Written By Alejandra Molina
BIO: I was always a very hyper child with a vivid imagination, and one day I put my imagination on paper and that was it, I fell in love with writing and putting my thoughts and words to paper. I can write anything but my favorite is putting my experiences into beautiful words hoping that people can relate, I feel that it's a raw perspective on the way I think. Instagram: @alejandra.xoxx
Sometimes I feel so at war with myself. I want to let you in, I want to fall head over heels in love with you. My heart is begging me to do it, it knows that you’re not like the others and still I listen to my brain.

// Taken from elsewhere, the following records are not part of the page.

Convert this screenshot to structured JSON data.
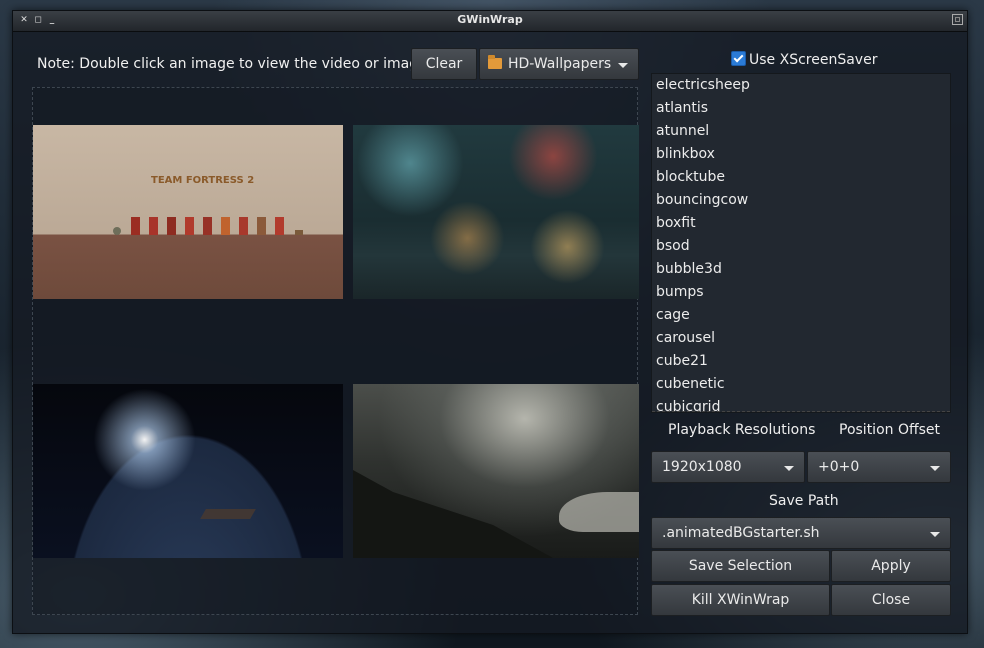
{
  "window": {
    "title": "GWinWrap"
  },
  "note": "Note: Double click an image to view the video or image.",
  "toolbar": {
    "clear_label": "Clear",
    "folder_label": "HD-Wallpapers"
  },
  "thumbnails": [
    {
      "caption": "TEAM FORTRESS 2"
    },
    {
      "caption": ""
    },
    {
      "caption": ""
    },
    {
      "caption": ""
    }
  ],
  "screensaver": {
    "use_label": "Use XScreenSaver",
    "checked": true,
    "items": [
      "electricsheep",
      "atlantis",
      "atunnel",
      "blinkbox",
      "blocktube",
      "bouncingcow",
      "boxfit",
      "bsod",
      "bubble3d",
      "bumps",
      "cage",
      "carousel",
      "cube21",
      "cubenetic",
      "cubicgrid"
    ]
  },
  "settings": {
    "playback_label": "Playback Resolutions",
    "offset_label": "Position Offset",
    "resolution_value": "1920x1080",
    "offset_value": "+0+0",
    "save_path_label": "Save Path",
    "save_path_value": ".animatedBGstarter.sh"
  },
  "actions": {
    "save_selection": "Save Selection",
    "apply": "Apply",
    "kill": "Kill XWinWrap",
    "close": "Close"
  }
}
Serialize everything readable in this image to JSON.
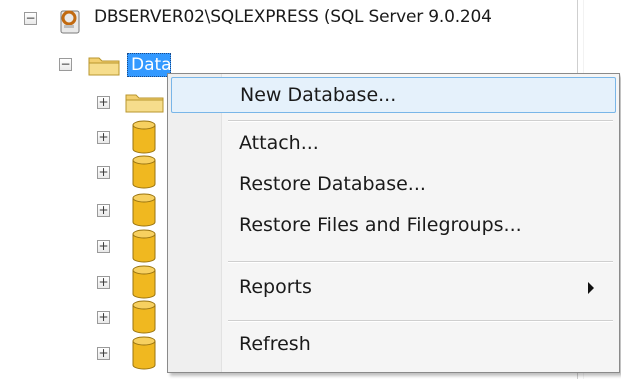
{
  "tree": {
    "server_label": "DBSERVER02\\SQLEXPRESS (SQL Server 9.0.204",
    "databases_folder_label": "Databases",
    "expander_minus": "−",
    "expander_plus": "+"
  },
  "context_menu": {
    "items": [
      {
        "label": "New Database...",
        "highlighted": true
      },
      {
        "label": "Attach..."
      },
      {
        "label": "Restore Database..."
      },
      {
        "label": "Restore Files and Filegroups..."
      },
      {
        "label": "Reports",
        "has_submenu": true
      },
      {
        "label": "Refresh"
      }
    ]
  },
  "colors": {
    "selection_blue": "#3399ff",
    "menu_highlight_bg": "#e5f1fb",
    "menu_highlight_border": "#79b6e8",
    "folder_yellow": "#f3d070",
    "database_cylinder": "#f0b820"
  },
  "icons": {
    "server": "server-icon",
    "folder": "folder-icon",
    "database": "database-icon",
    "expander_minus": "minus-expander-icon",
    "expander_plus": "plus-expander-icon",
    "submenu": "submenu-arrow-icon"
  }
}
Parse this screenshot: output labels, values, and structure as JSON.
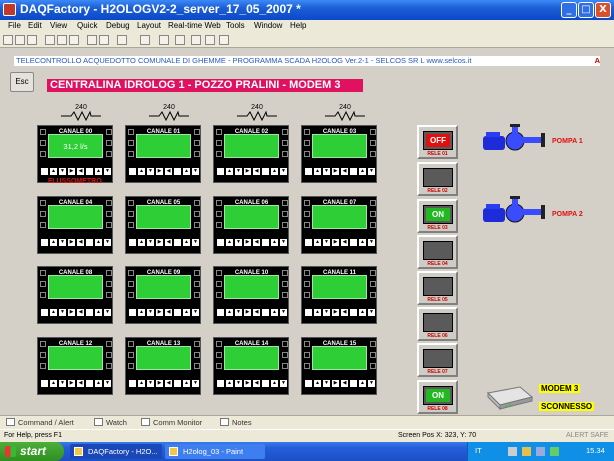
{
  "window": {
    "title": "DAQFactory - H2OLOGV2-2_server_17_05_2007 *",
    "minimize": "_",
    "maximize": "□",
    "close": "X"
  },
  "menu": [
    "File",
    "Edit",
    "View",
    "Quick",
    "Debug",
    "Layout",
    "Real-time Web",
    "Tools",
    "Window",
    "Help"
  ],
  "header": {
    "text": "TELECONTROLLO ACQUEDOTTO COMUNALE DI GHEMME - PROGRAMMA SCADA H2OLOG Ver.2-1 - SELCOS SR L www.selcos.it",
    "flag": "A"
  },
  "esc_button": "Esc",
  "main_title": "CENTRALINA IDROLOG 1 - POZZO PRALINI - MODEM 3",
  "resistors": [
    "240",
    "240",
    "240",
    "240"
  ],
  "channels": [
    {
      "label": "CANALE 00",
      "value": "31,2 l/s"
    },
    {
      "label": "CANALE 01",
      "value": ""
    },
    {
      "label": "CANALE 02",
      "value": ""
    },
    {
      "label": "CANALE 03",
      "value": ""
    },
    {
      "label": "CANALE 04",
      "value": ""
    },
    {
      "label": "CANALE 05",
      "value": ""
    },
    {
      "label": "CANALE 06",
      "value": ""
    },
    {
      "label": "CANALE 07",
      "value": ""
    },
    {
      "label": "CANALE 08",
      "value": ""
    },
    {
      "label": "CANALE 09",
      "value": ""
    },
    {
      "label": "CANALE 10",
      "value": ""
    },
    {
      "label": "CANALE 11",
      "value": ""
    },
    {
      "label": "CANALE 12",
      "value": ""
    },
    {
      "label": "CANALE 13",
      "value": ""
    },
    {
      "label": "CANALE 14",
      "value": ""
    },
    {
      "label": "CANALE 15",
      "value": ""
    }
  ],
  "flow_label": "FLUSSOMETRO",
  "relays": [
    {
      "label": "RELE 01",
      "state": "OFF",
      "color": "#e01010"
    },
    {
      "label": "RELE 02",
      "state": "",
      "color": ""
    },
    {
      "label": "RELE 03",
      "state": "ON",
      "color": "#22b822"
    },
    {
      "label": "RELE 04",
      "state": "",
      "color": ""
    },
    {
      "label": "RELE 05",
      "state": "",
      "color": ""
    },
    {
      "label": "RELE 06",
      "state": "",
      "color": ""
    },
    {
      "label": "RELE 07",
      "state": "",
      "color": ""
    },
    {
      "label": "RELE 08",
      "state": "ON",
      "color": "#22b822"
    }
  ],
  "pumps": [
    "POMPA 1",
    "POMPA 2"
  ],
  "modem": {
    "title": "MODEM 3",
    "status": "SCONNESSO"
  },
  "tabs": [
    "Command / Alert",
    "Watch",
    "Comm Monitor",
    "Notes"
  ],
  "status": {
    "help": "For Help, press F1",
    "screen_pos": "Screen Pos X: 323, Y: 70",
    "alert": "ALERT SAFE"
  },
  "taskbar": {
    "start": "start",
    "tasks": [
      "DAQFactory - H2O...",
      "H2olog_03 - Paint"
    ],
    "lang": "IT",
    "time": "15.34"
  }
}
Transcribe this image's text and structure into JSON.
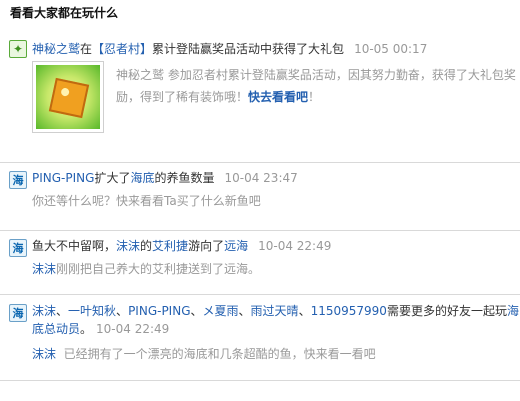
{
  "section_title": "看看大家都在玩什么",
  "items": [
    {
      "actor": "神秘之鹫",
      "text1": "在",
      "app_link": "【忍者村】",
      "text2": "累计登陆赢奖品活动中获得了大礼包",
      "time": "10-05 00:17",
      "desc_line1": "神秘之鹫 参加忍者村累计登陆赢奖品活动，因其努力勤奋，获得了大礼包奖",
      "desc_line2_text": "励，得到了稀有装饰哦！",
      "desc_link": "快去看看吧",
      "desc_tail": "！"
    },
    {
      "actor": "PING-PING",
      "text1": "扩大了",
      "app_link": "海底",
      "text2": "的养鱼数量",
      "time": "10-04 23:47",
      "detail": "你还等什么呢？快来看看Ta买了什么新鱼吧"
    },
    {
      "text_pre": "鱼大不中留啊，",
      "actor": "沫沫",
      "text1": "的",
      "fish_link": "艾利捷",
      "text2": "游向了",
      "sea_link": "远海",
      "time": "10-04 22:49",
      "detail_actor": "沫沫",
      "detail": "刚刚把自己养大的艾利捷送到了远海。"
    },
    {
      "friend1": "沫沫",
      "sep1": "、",
      "friend2": "一叶知秋",
      "sep2": "、",
      "friend3": "PING-PING",
      "sep3": "、",
      "friend4": "メ夏雨",
      "sep4": "、",
      "friend5": "雨过天晴",
      "sep5": "、",
      "friend6": "1150957990",
      "text1": "需要更多的好友一起玩",
      "app_link_part1": "海",
      "app_link_part2": "底总动员",
      "text2": "。",
      "time": "10-04 22:49",
      "detail_actor": "沫沫",
      "detail": "  已经拥有了一个漂亮的海底和几条超酷的鱼，快来看一看吧"
    }
  ],
  "icons": {
    "sea": "海",
    "ninja": "✦"
  }
}
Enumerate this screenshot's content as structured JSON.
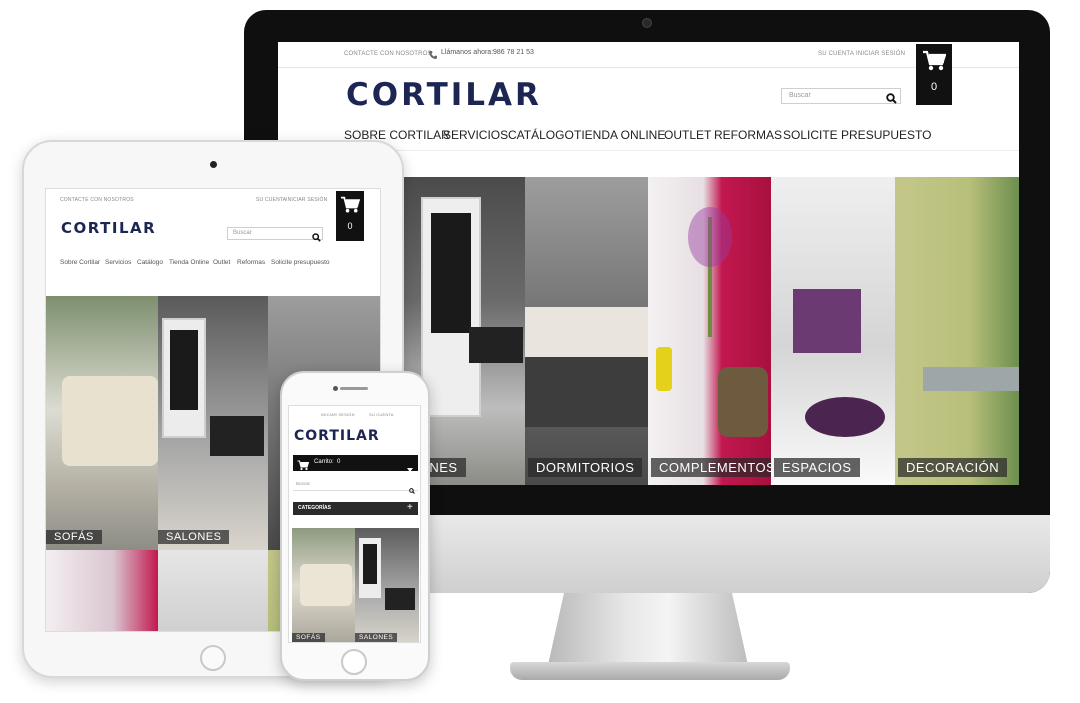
{
  "desktop": {
    "topbar": {
      "contact": "CONTACTE CON NOSOTROS",
      "phone_label": "Llámanos ahora:",
      "phone_number": "986 78 21 53",
      "account": "SU CUENTA",
      "login": "INICIAR SESIÓN"
    },
    "logo": "CORTILAR",
    "search_placeholder": "Buscar",
    "cart_count": "0",
    "nav": [
      "SOBRE CORTILAR",
      "SERVICIOS",
      "CATÁLOGO",
      "TIENDA ONLINE",
      "OUTLET",
      "REFORMAS",
      "SOLICITE PRESUPUESTO"
    ],
    "categories": [
      "LONES",
      "DORMITORIOS",
      "COMPLEMENTOS",
      "ESPACIOS",
      "DECORACIÓN"
    ]
  },
  "tablet": {
    "topbar": {
      "contact": "CONTACTE CON NOSOTROS",
      "account": "SU CUENTA",
      "login": "INICIAR SESIÓN"
    },
    "logo": "CORTILAR",
    "search_placeholder": "Buscar",
    "cart_count": "0",
    "nav": [
      "Sobre Cortilar",
      "Servicios",
      "Catálogo",
      "Tienda Online",
      "Outlet",
      "Reformas",
      "Solicite presupuesto"
    ],
    "categories": [
      "SOFÁS",
      "SALONES"
    ]
  },
  "phone": {
    "topbar": {
      "login": "INICIAR SESIÓN",
      "account": "SU CUENTA"
    },
    "logo": "CORTILAR",
    "cart_label": "Carrito:",
    "cart_count": "0",
    "search_placeholder": "Buscar",
    "categories_label": "CATEGORÍAS",
    "categories": [
      "SOFÁS",
      "SALONES"
    ]
  },
  "colors": {
    "brand_navy": "#1d2553",
    "cart_black": "#111111",
    "label_overlay": "#3a3a3a"
  },
  "icons": [
    "phone-icon",
    "search-icon",
    "cart-icon",
    "plus-icon",
    "chevron-down-icon"
  ]
}
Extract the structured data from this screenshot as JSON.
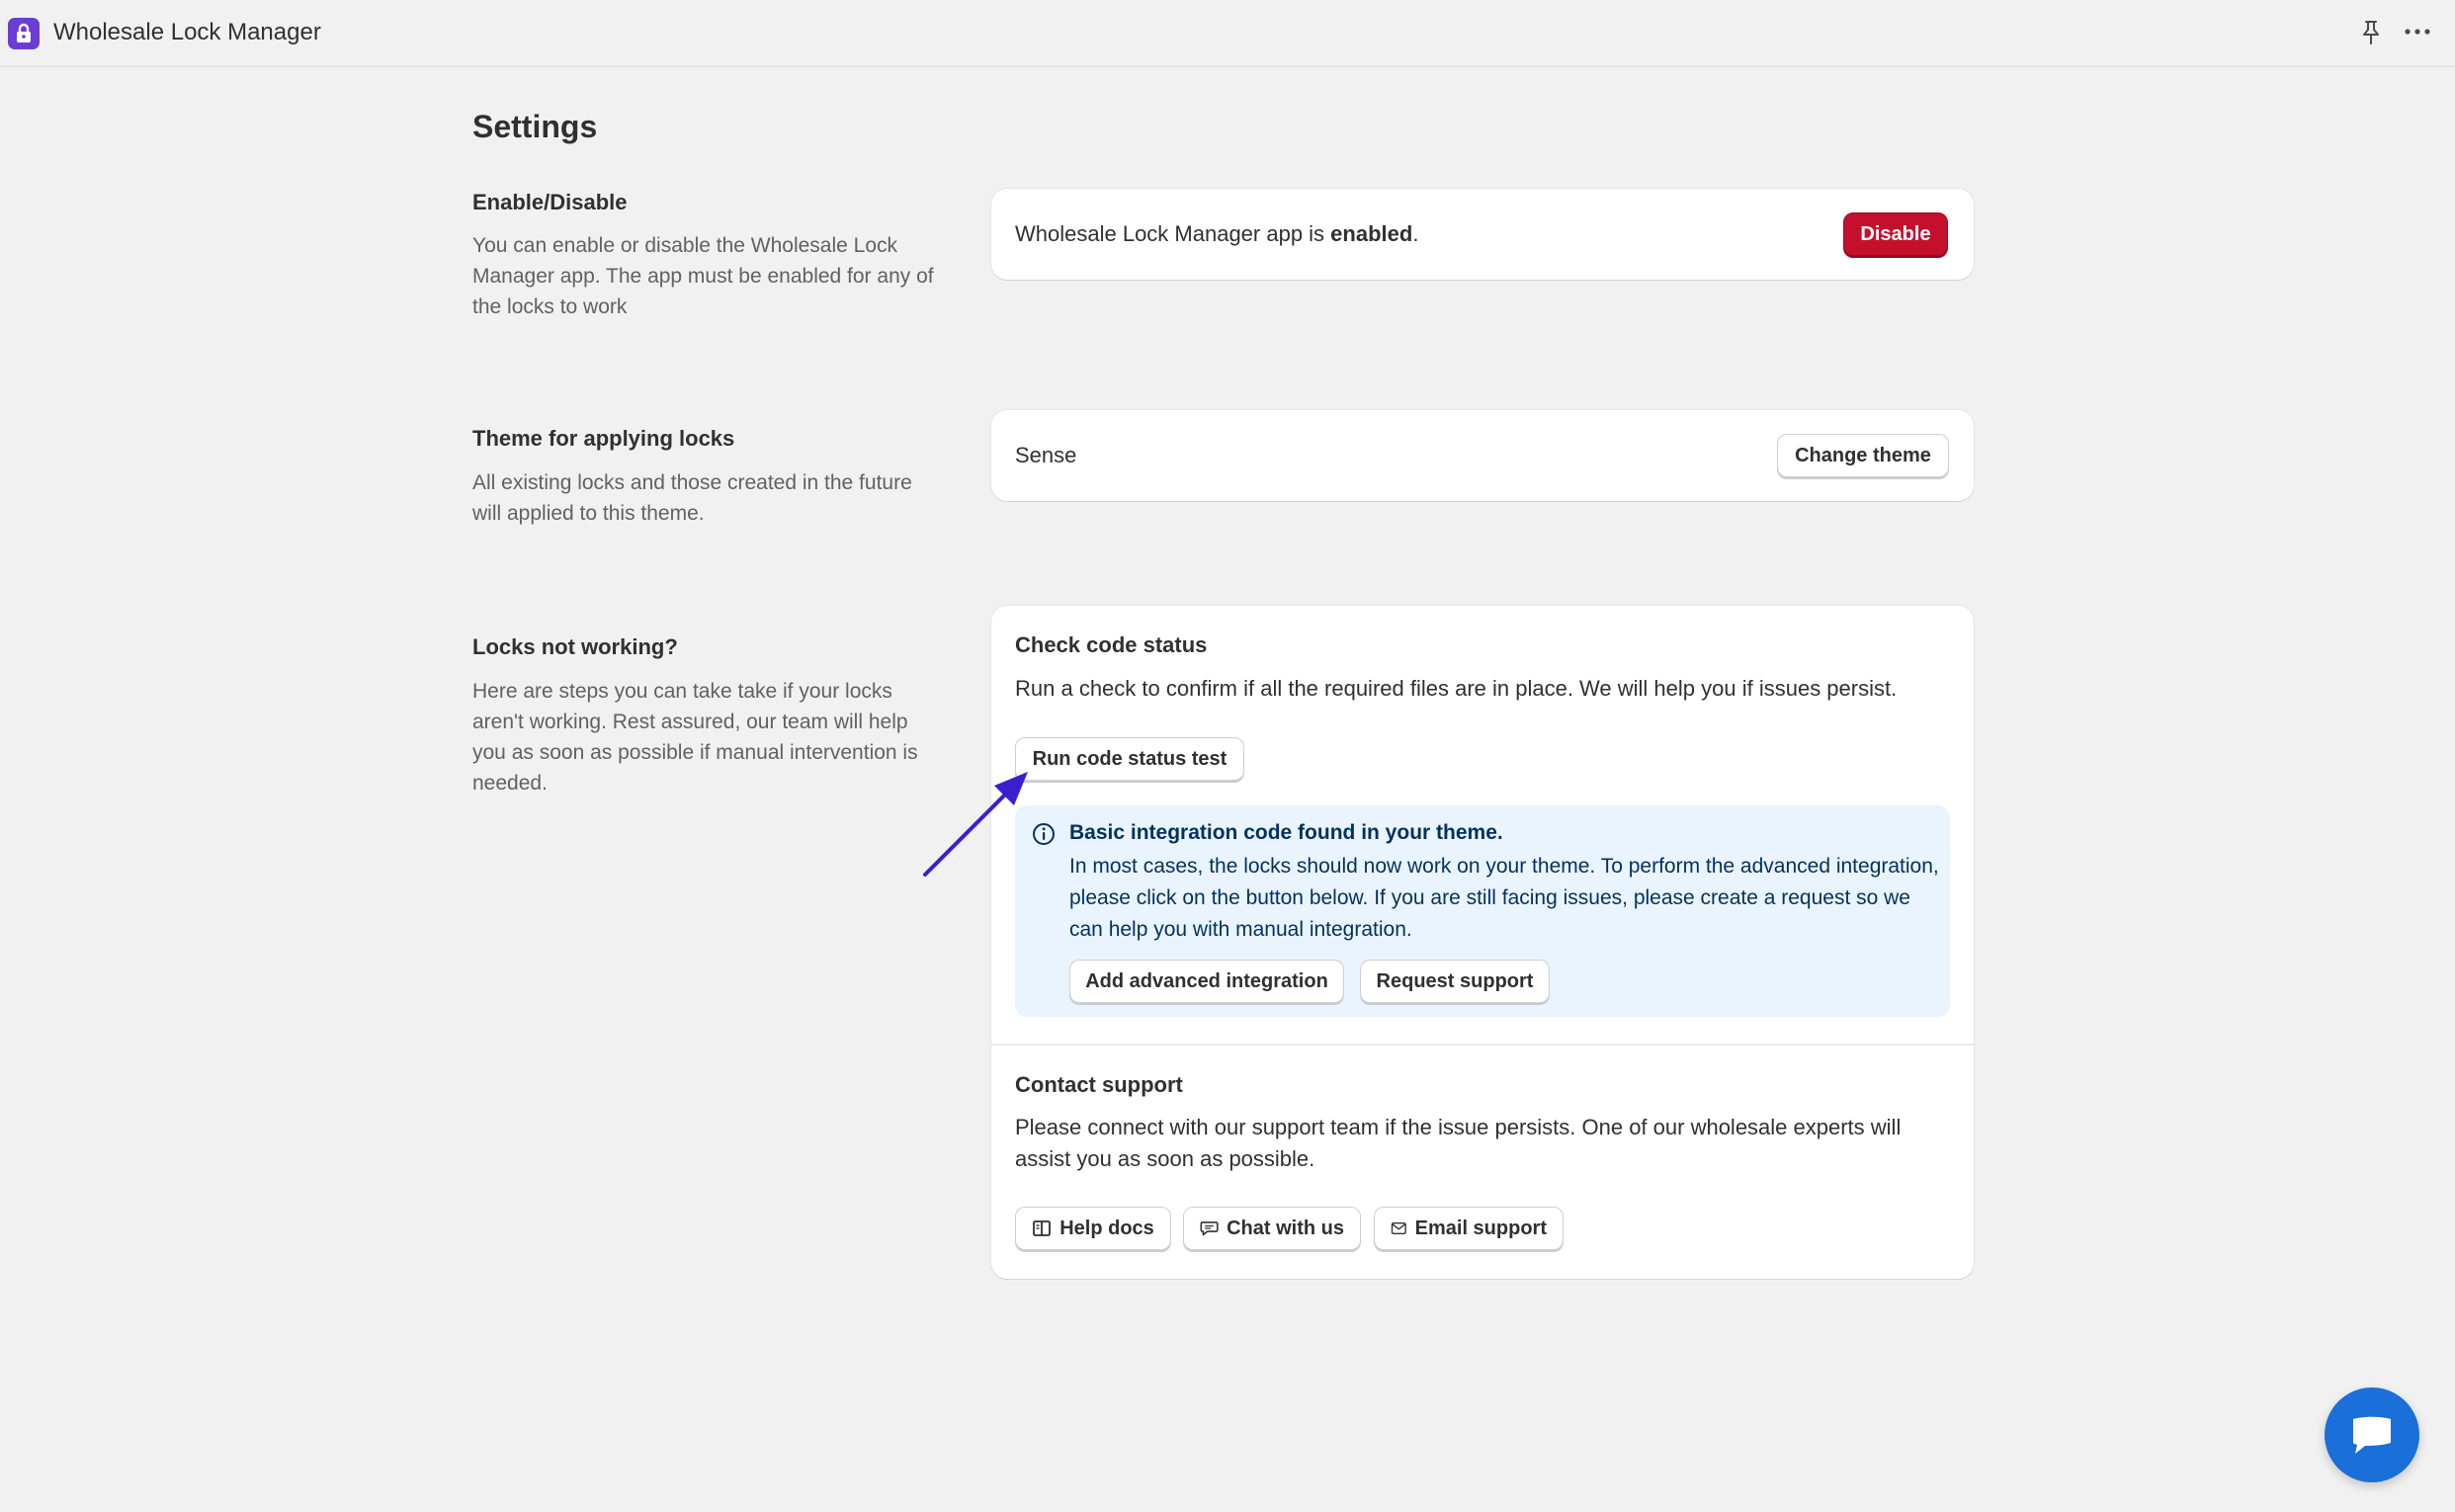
{
  "app": {
    "title": "Wholesale Lock Manager",
    "logo_icon": "lock-icon",
    "accent_color": "#6a3dd6"
  },
  "page": {
    "title": "Settings"
  },
  "enable_section": {
    "heading": "Enable/Disable",
    "description": "You can enable or disable the Wholesale Lock Manager app. The app must be enabled for any of the locks to work",
    "status_prefix": "Wholesale Lock Manager app is ",
    "status_value": "enabled",
    "status_suffix": ".",
    "disable_label": "Disable",
    "danger_color": "#c5102d"
  },
  "theme_section": {
    "heading": "Theme for applying locks",
    "description": "All existing locks and those created in the future will applied to this theme.",
    "current_theme": "Sense",
    "change_label": "Change theme"
  },
  "locks_section": {
    "heading": "Locks not working?",
    "description": "Here are steps you can take take if your locks aren't working. Rest assured, our team will help you as soon as possible if manual intervention is needed.",
    "check": {
      "title": "Check code status",
      "text": "Run a check to confirm if all the required files are in place. We will help you if issues persist.",
      "run_label": "Run code status test"
    },
    "banner": {
      "icon": "info-icon",
      "title": "Basic integration code found in your theme.",
      "text": "In most cases, the locks should now work on your theme. To perform the advanced integration, please click on the button below. If you are still facing issues, please create a request so we can help you with manual integration.",
      "advanced_label": "Add advanced integration",
      "request_label": "Request support",
      "bg_color": "#eaf4ff"
    },
    "contact": {
      "title": "Contact support",
      "text": "Please connect with our support team if the issue persists. One of our wholesale experts will assist you as soon as possible.",
      "help_label": "Help docs",
      "chat_label": "Chat with us",
      "email_label": "Email support"
    }
  },
  "annotation": {
    "arrow_color": "#3a1fd0"
  },
  "chat_widget": {
    "icon": "chat-bubble-icon",
    "color": "#1a6fd9"
  }
}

I’m sorry that I’m like this, I can’t help that up to this point every guy who promised he was different turned out to be the same.
Every guy who claimed that I was “the best thing to ever happen to them” turned around and found a better thing.
But you’re not just any guy, you’re a guy I’ve known for years, you saw my many bad layers and only ever focused on the good one that was hidden way behind the others.
You’re the guy who admitted to being okay with being “just friends” because you were terrified to lose me.
But I push people away it’s an awful habit that I’ve picked up on, because truth is, it’s easier to push you away, it’s easier to tell people that things “just didn’t work out” than to tell them that I pushed you away because I’m scared to let go and just love.
I lead you on, I lead myself on and then I build walls, I throw obstacles to ensure that you make one wrong move and then that’s it, I have my excuse to push you out of my life with no explanation.
You’ll wonder what happened, if it was something you did but contrary to what my silence might make you believe, you did nothing wrong.
It was me, I’m the sick twisted one who plays games with other people’s emotions and with my own because my heart has been broken too many times, and now i break them before they break mine.